The family, of course, has a Family Conference worthy of the best Sit-Com......and decides that the only course, since noone can support Phyllis in the most expensive city in the United States, is to marry her off to a really rich man, who will then be able to support all of THEM. Phyllis is a bit dubious, since she's already met a nice man on the plane, but agrees, good mother that she is, to go along with the family wishes.

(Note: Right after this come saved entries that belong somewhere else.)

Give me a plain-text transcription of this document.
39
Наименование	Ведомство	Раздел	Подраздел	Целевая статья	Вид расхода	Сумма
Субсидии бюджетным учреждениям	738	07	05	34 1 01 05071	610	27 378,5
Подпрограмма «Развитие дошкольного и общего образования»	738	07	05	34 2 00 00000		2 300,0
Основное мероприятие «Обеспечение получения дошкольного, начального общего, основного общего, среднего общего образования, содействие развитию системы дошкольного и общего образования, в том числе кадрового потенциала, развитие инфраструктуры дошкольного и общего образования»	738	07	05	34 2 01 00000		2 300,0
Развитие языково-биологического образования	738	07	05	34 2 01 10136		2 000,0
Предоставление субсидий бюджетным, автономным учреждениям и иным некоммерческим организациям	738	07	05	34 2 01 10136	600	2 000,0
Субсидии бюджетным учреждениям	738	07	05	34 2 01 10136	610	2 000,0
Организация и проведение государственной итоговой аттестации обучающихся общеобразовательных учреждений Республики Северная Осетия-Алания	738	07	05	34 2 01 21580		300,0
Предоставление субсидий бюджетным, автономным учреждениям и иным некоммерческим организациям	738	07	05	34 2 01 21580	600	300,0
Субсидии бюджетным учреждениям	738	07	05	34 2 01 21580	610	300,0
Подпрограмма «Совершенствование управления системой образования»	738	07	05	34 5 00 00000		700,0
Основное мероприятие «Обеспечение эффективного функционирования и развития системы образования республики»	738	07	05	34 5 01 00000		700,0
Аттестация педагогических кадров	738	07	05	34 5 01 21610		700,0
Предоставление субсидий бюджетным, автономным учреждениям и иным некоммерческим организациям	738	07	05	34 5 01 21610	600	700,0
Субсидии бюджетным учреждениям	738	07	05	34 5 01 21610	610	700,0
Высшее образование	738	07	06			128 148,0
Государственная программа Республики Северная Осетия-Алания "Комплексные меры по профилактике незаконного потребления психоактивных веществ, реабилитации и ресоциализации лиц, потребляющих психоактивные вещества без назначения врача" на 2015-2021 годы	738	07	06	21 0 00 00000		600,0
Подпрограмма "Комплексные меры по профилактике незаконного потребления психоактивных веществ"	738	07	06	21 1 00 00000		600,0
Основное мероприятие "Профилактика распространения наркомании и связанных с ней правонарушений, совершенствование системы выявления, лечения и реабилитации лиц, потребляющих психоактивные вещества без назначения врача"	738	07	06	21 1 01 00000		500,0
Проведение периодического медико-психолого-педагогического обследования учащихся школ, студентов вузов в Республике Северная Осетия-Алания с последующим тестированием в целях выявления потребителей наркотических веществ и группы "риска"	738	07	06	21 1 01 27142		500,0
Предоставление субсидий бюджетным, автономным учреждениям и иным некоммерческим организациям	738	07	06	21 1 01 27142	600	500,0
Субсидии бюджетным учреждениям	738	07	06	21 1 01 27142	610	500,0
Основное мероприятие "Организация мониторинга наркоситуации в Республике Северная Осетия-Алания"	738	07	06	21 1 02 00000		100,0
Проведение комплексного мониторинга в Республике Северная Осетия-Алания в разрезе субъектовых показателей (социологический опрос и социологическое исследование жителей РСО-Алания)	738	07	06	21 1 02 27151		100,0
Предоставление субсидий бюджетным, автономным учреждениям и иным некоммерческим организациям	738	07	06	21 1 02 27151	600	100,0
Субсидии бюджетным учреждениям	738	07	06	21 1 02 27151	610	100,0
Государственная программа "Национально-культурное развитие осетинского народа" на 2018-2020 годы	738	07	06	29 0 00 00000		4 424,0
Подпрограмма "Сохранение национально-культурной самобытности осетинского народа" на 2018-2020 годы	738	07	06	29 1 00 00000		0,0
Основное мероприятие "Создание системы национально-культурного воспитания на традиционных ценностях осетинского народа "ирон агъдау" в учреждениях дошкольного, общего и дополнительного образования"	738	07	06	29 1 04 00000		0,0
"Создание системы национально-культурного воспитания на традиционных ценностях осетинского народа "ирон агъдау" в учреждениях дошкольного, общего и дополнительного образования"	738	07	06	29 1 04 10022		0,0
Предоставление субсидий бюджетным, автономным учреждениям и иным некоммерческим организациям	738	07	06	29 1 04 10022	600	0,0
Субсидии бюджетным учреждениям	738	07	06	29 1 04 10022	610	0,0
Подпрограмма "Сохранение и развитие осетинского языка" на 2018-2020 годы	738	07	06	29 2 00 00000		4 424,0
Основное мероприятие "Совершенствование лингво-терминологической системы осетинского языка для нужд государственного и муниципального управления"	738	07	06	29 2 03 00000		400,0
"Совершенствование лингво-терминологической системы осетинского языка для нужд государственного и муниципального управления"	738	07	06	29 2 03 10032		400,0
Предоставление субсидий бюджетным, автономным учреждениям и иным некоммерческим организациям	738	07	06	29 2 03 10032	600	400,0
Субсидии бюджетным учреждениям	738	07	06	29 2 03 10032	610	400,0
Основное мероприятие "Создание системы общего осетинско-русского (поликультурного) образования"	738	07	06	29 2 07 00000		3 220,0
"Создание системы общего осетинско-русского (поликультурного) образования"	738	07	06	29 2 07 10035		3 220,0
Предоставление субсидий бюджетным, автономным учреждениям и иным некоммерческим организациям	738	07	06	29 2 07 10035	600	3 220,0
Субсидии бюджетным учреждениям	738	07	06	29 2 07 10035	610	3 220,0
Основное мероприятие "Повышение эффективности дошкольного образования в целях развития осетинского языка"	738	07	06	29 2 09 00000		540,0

But Phyllis must be groomed for the part she is to play. Sigourney pays for the suite at the hotel- and the clothes and makeover Bruce and Todd orchestrate so efficiently, so charmingly and so successfully, while Sharon utilizes her research skills to come up with appropriate eligible bachelors and widowers who begin to infiltrate the cast.( In the process, parts are created for Walter Matthau, Robert Redford, Paul Newman and Phillip Rush!) . Things come unstuck a little when Mrs Katz appears, still clutching her handbag, to move into the hotel with Phyllis, and, limpet-style, to chaperone her to the chagrin of the allied family members.
Now, reviewers who give the story away deserve to be blacklisted! So I won't!
Sufficient to say that at the end of the story there are FOUR weddings and one impending divorce, involving TEN people, and the prize is for trying to pick, at the start of the tale, who will end up where! I didn't!
Great literature? No way!
Great read and well written? Most definitely!
And remember, this is the lady who gave us "The First Wives' Club". This lady knows how people think, how they speak, how they treat each other! And in `Marrying Mom', they're all such NICE people that you have to forgive them for being...well......HUMAN!
And so it has a happy ending that critics will call CONTRIVED?........hey, is there a rule that FUN IN READING is only for kids?
Well done, Olivia Goldsmith, and I hope the movie, (which creates lovely parts for so many MATURE actors) wins lots of Oscars. (Oh...and a little commission from the casting director in this direction will not go astray!